Eric Verhaeghe : Je suis assez partisan de ne pas introduire trop de morale dans ces phénomènes qui sont des réalités d'abord dictées par les lois du marché. Dans la pratique, la révolution numérique crée une pénurie de main-d'œuvre qualifiée. On ne manque pas de bras difficiles à utiliser, d'où l'émergence de travailleurs pauvres dans les pays qui ont réduit les allocations chômage ou l'indemnisation, et d'où un chômage de masse dans les pays, comme la France, qui indemnisent plus généreusement. En revanche, des salariés dynamiques, compétents, aptes aux nouveaux emplois sont beaucoup plus rares et sont donc de mieux en mieux rémunérés. Ils constituent une valeur prisée sur le marché du travail. Ils bénéficient par ailleurs d'un effet de dominos. A mesure que les organisations se digitalisent, leurs débouchés s'élargissent et leur rôle devient plus important. Ces salariés sont tous dotés d'un fort pouvoir de négociation de leur salaire. Quand ils sont recrutés dans une entreprise à un niveau donné, l'entreprise en question budgétise rarement des augmentations fortes pour eux dans les années suivantes. Leur forte adaptation au marché du travail leur permet de mieux valoriser leur potentiel en négociant un salaire plus élevé dans une autre entreprise. Autrement dit, quitter son employeur pour négocier son salaire devient un mode normal de relations dans un univers de pénurie de main-d'œuvre. 
En France, le phénomène est un peu moins marqué pour diverses raisons, même s'il se produit chez nous. La première raison est qu'il existe une "armée de réserves" de chômeurs qui exercent une pression sur les salaires. On l'a vu lorsqu'Emmanuel Macron a évoqué l'idée d'étendre l'allocation chômage aux démissionnaires. Beaucoup de salariés français hésitent encore à démissionner et à tenter leur chance ailleurs, parce que le marché du travail y est moins fluide qu'en Grande-Bretagne. Deuxièmement, les augmentations de salaires dans les entreprises capables de recruter avec de fortes évolutions salariales sont plus importantes que 2,5%, même si ce chiffre reflète assez bien les augmentations générales. Il ne prend pas en compte les augmentations individuelles accordées au cas par cas aux meilleurs salariés. Il n'en reste pas moins que la meilleure façon de faire évoluer sa carrière est de quitter son entreprise et de se trouver un poste beaucoup mieux rémunéré. C'est ce que vous appelez la prime à la déloyauté. 

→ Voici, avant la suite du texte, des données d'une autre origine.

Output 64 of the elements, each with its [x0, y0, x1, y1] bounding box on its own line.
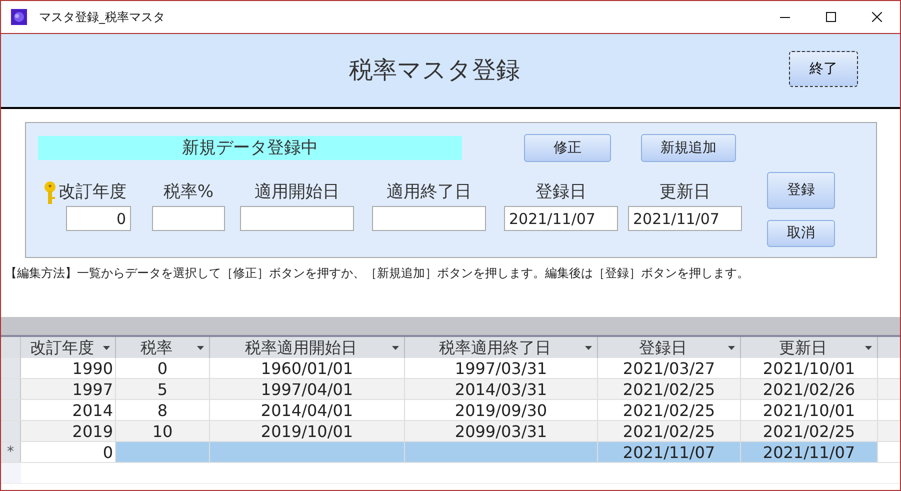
- app-icon: [11, 9, 27, 25]
- dropdown-icon: [585, 346, 592, 350]
- field-label: 更新日: [660, 181, 710, 204]
- table-cell: 5: [116, 379, 210, 399]
- action-button[interactable]: 修正: [524, 134, 611, 162]
- field-label: 改訂年度: [58, 181, 126, 204]
- row-selector[interactable]: [1, 400, 21, 420]
- field-label: 税率%: [163, 181, 214, 204]
- table-cell: 1997/04/01: [210, 379, 405, 399]
- row-selector[interactable]: [1, 421, 21, 441]
- window-title: マスタ登録_税率マスタ: [39, 9, 165, 26]
- form-title: 税率マスタ登録: [349, 55, 520, 86]
- table-cell: 1990: [21, 358, 116, 378]
- help-text: 【編集方法】一覧からデータを選択して［修正］ボタンを押すか、［新規追加］ボタンを押します。編集後は［登録］ボタンを押します。: [5, 265, 750, 282]
- key-icon: [42, 181, 56, 205]
- table-cell: 2014/04/01: [210, 400, 405, 420]
- table-cell: 2021/11/07: [741, 442, 878, 462]
- table-cell: 1960/01/01: [210, 358, 405, 378]
- action-button[interactable]: 新規追加: [641, 134, 736, 162]
- table-cell: 2021/03/27: [598, 358, 741, 378]
- action-button[interactable]: 取消: [767, 220, 835, 247]
- input-field[interactable]: 2021/11/07: [628, 206, 742, 231]
- splitter-bar[interactable]: [1, 317, 900, 337]
- table-cell: 2021/02/25: [598, 379, 741, 399]
- dropdown-icon: [392, 346, 399, 350]
- field-label: 適用開始日: [254, 181, 340, 204]
- table-cell: 2019/09/30: [405, 400, 598, 420]
- table-cell: 2099/03/31: [405, 421, 598, 441]
- table-cell: 1997/03/31: [405, 358, 598, 378]
- row-selector[interactable]: [1, 358, 21, 378]
- field-label: 登録日: [536, 181, 586, 204]
- table-cell: 2021/02/25: [598, 400, 741, 420]
- input-field[interactable]: [152, 206, 225, 231]
- table-cell: 2021/02/25: [598, 421, 741, 441]
- dropdown-icon: [728, 346, 735, 350]
- input-field[interactable]: [240, 206, 354, 231]
- table-cell: 0: [116, 358, 210, 378]
- table-cell: 2021/02/26: [741, 379, 878, 399]
- table-cell: 2014/03/31: [405, 379, 598, 399]
- status-label: 新規データ登録中: [38, 136, 462, 160]
- table-cell: 2021/11/07: [598, 442, 741, 462]
- table-cell: 2019/10/01: [210, 421, 405, 441]
- action-button[interactable]: 登録: [767, 172, 835, 209]
- table-cell: 2014: [21, 400, 116, 420]
- input-field[interactable]: [372, 206, 486, 231]
- table-cell: 2021/10/01: [741, 400, 878, 420]
- row-selector[interactable]: [1, 379, 21, 399]
- maximize-icon: [826, 12, 836, 22]
- table-cell: 1997: [21, 379, 116, 399]
- input-field[interactable]: 0: [66, 206, 131, 231]
- dropdown-icon: [103, 346, 110, 350]
- close-icon: [872, 12, 882, 22]
- input-field[interactable]: 2021/11/07: [504, 206, 618, 231]
- row-selector[interactable]: [1, 463, 21, 483]
- exit-button[interactable]: 終了: [789, 51, 858, 87]
- table-cell: 2019: [21, 421, 116, 441]
- table-cell: 10: [116, 421, 210, 441]
- dropdown-icon: [865, 346, 872, 350]
- dropdown-icon: [197, 346, 204, 350]
- table-cell: 2021/02/25: [741, 421, 878, 441]
- table-cell: 2021/10/01: [741, 358, 878, 378]
- field-label: 適用終了日: [386, 181, 472, 204]
- table-cell: 8: [116, 400, 210, 420]
- row-selector[interactable]: *: [1, 442, 21, 462]
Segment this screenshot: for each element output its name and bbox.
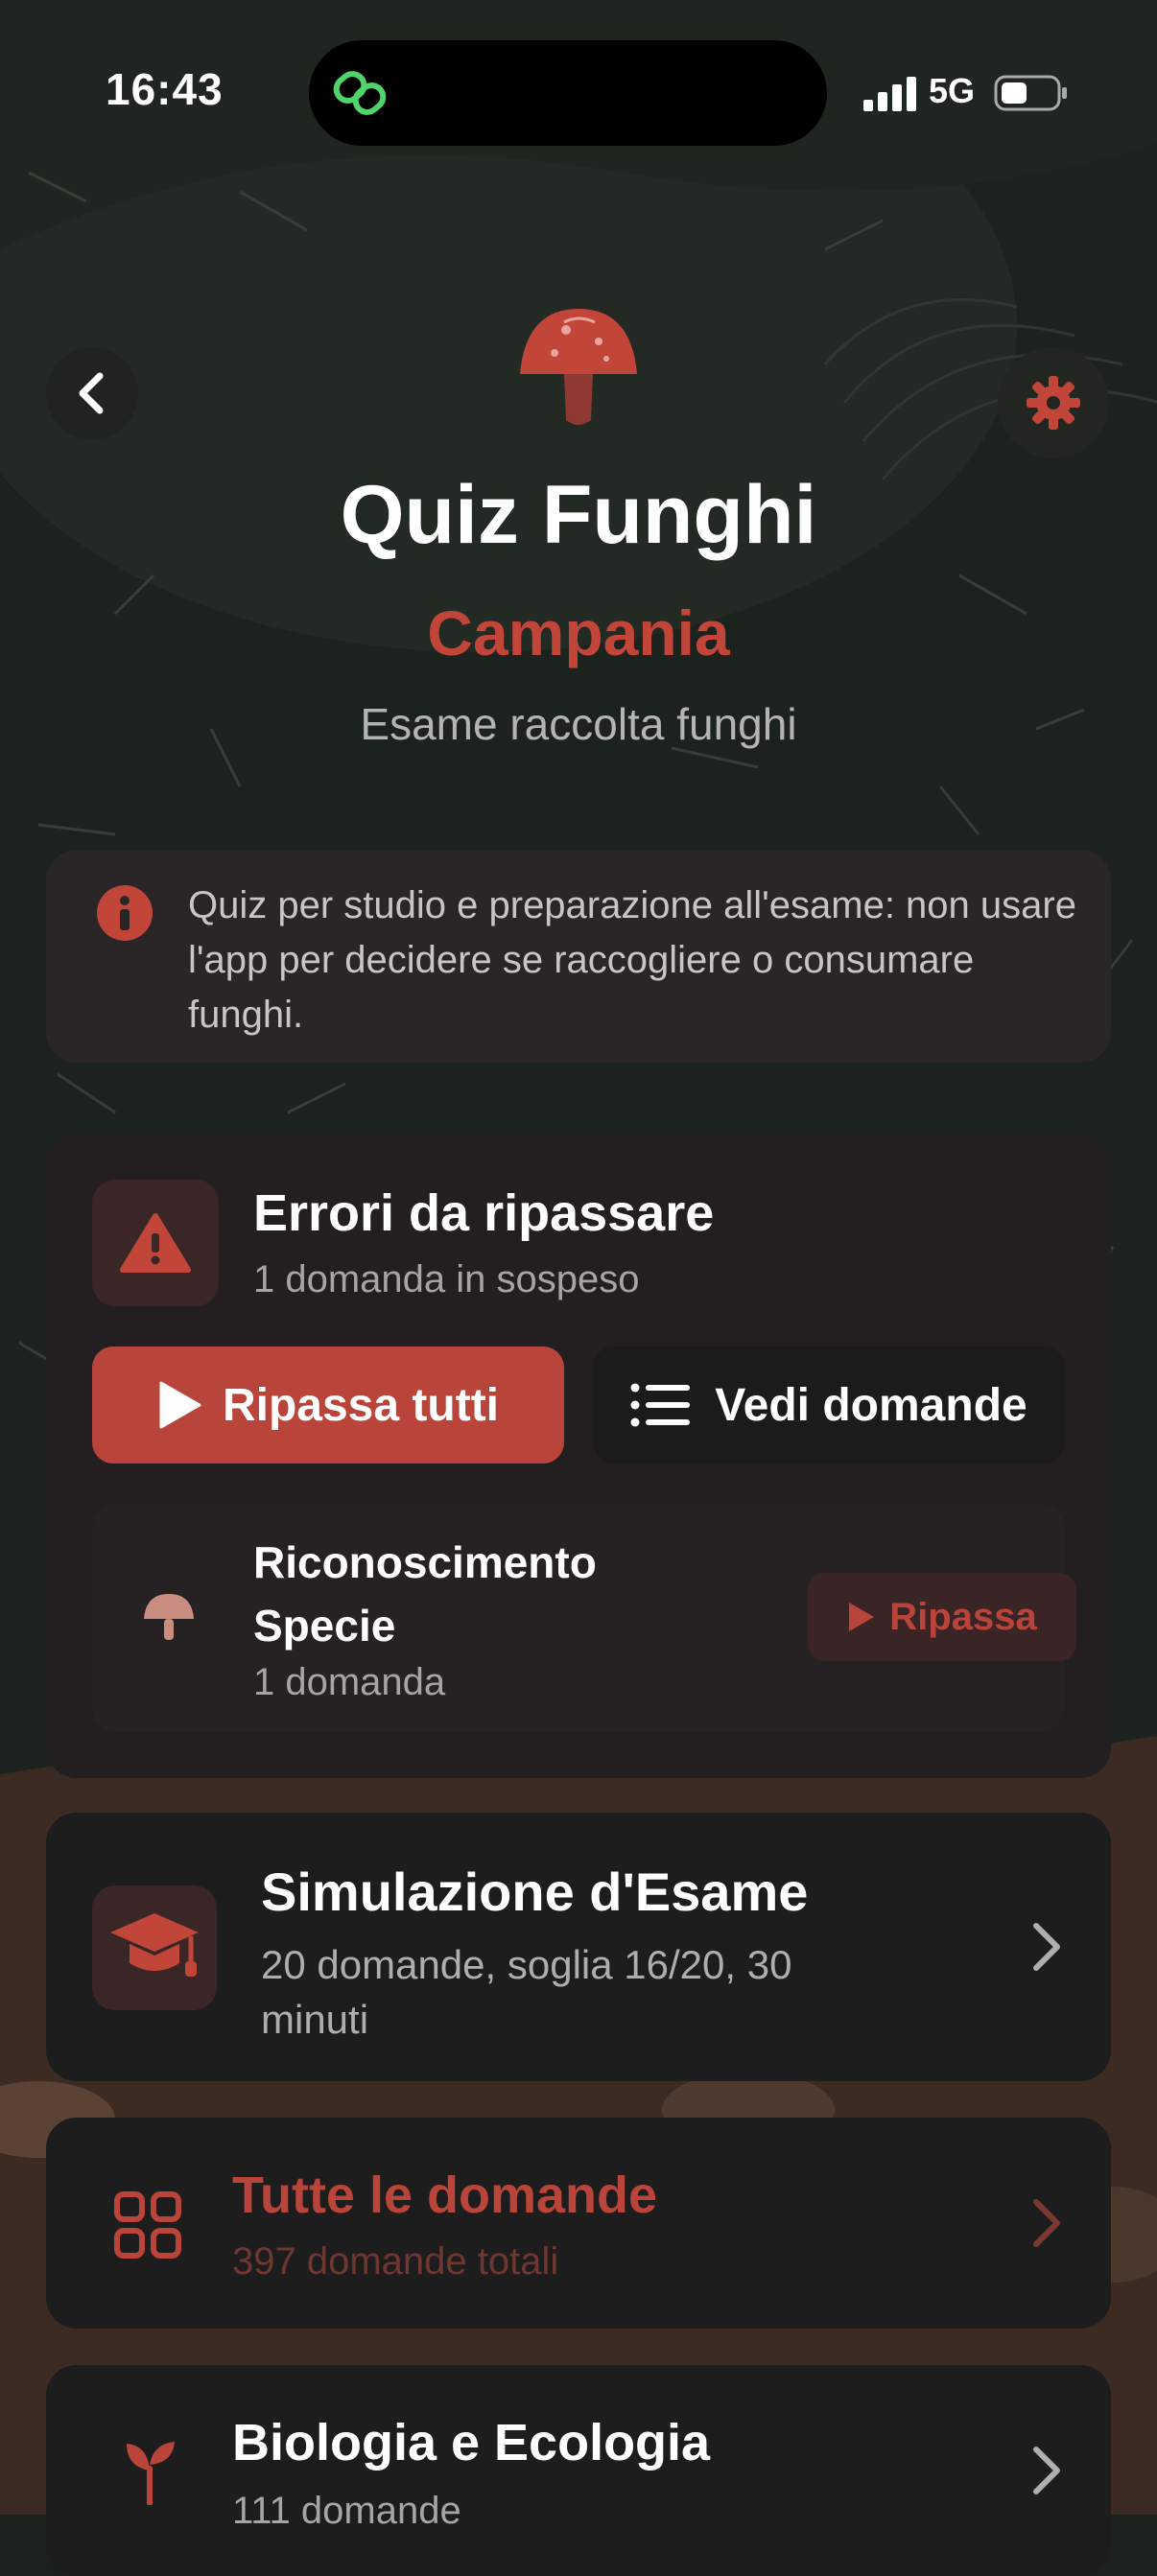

Comment expliquer que l'infidélité est plus récompensée que la fidélité à une entreprise ? 

Ceci tient à la concurrence que se livrent les entreprises sur la masse salariale et sur les salaires, concurrence qui est à la base du capitalisme. Un employeur n'est pas là, contrairement à ce qui est souvent dit dans les discours sentimentalistes, pour récompenser ses salariés. Il est là pour obtenir d'eux la production la plus importante au meilleur coût. Son intérêt est donc de garder les meilleurs, ou les mieux adaptés, et de faire partir les autres. Son intérêt est aussi de recruter les meilleurs qui sont employés par ses concurrents. D'où le principe, probablement immoral, de mieux rémunérer les nouveaux qu'on veut attirer, et de moins augmenter les moins bons qui travaillent depuis longtemps dans l'entreprise. Peu à peu, d'ailleurs, une nouvelle morale se met en place, qui laisse à penser que l'ancienneté dans l'entreprise est signe d'incompétence. Si l'on admet l'hypothèse que les meilleurs n'ont pas de problème pour être recrutés ailleurs et pour améliorer leur sort, on en déduit que ceux qui restent sont les moins bons. 
D'où le paradoxe de notre société, où une ancienneté trop longue dans une entreprise, surtout au même poste, devient suspecte dans une carrière et prépare peu à peu à une éviction involontaire. Le fonctionnement du capitalisme contemporain est celui-là: les meilleurs peuvent partir facilement, et bénéficient d'un turn-over important. Les moins bons sont licenciés au bout d'un certain nombre d'années passés dans le même poste. Dans la pratique, le bon n'attend pas que l'entreprise lui demande de partir pour partir. Ils prend les devants et négocient sa carrière au bout de deux ou trois ans dans un poste. 
Il faut comprendre ce qui se joue derrière tout cela. Peu à peu se dessinent les contours d'un capitalisme de la déloyauté, au sens où vous l'entendez. Si le salarié ne prend pas les devants pour quitter son entreprise, son entreprise lui demandera tôt ou tard de partir. Mais voyons le bon côté des choses: ce mécanisme démontre les vertus de la concurrence pour les salaires. 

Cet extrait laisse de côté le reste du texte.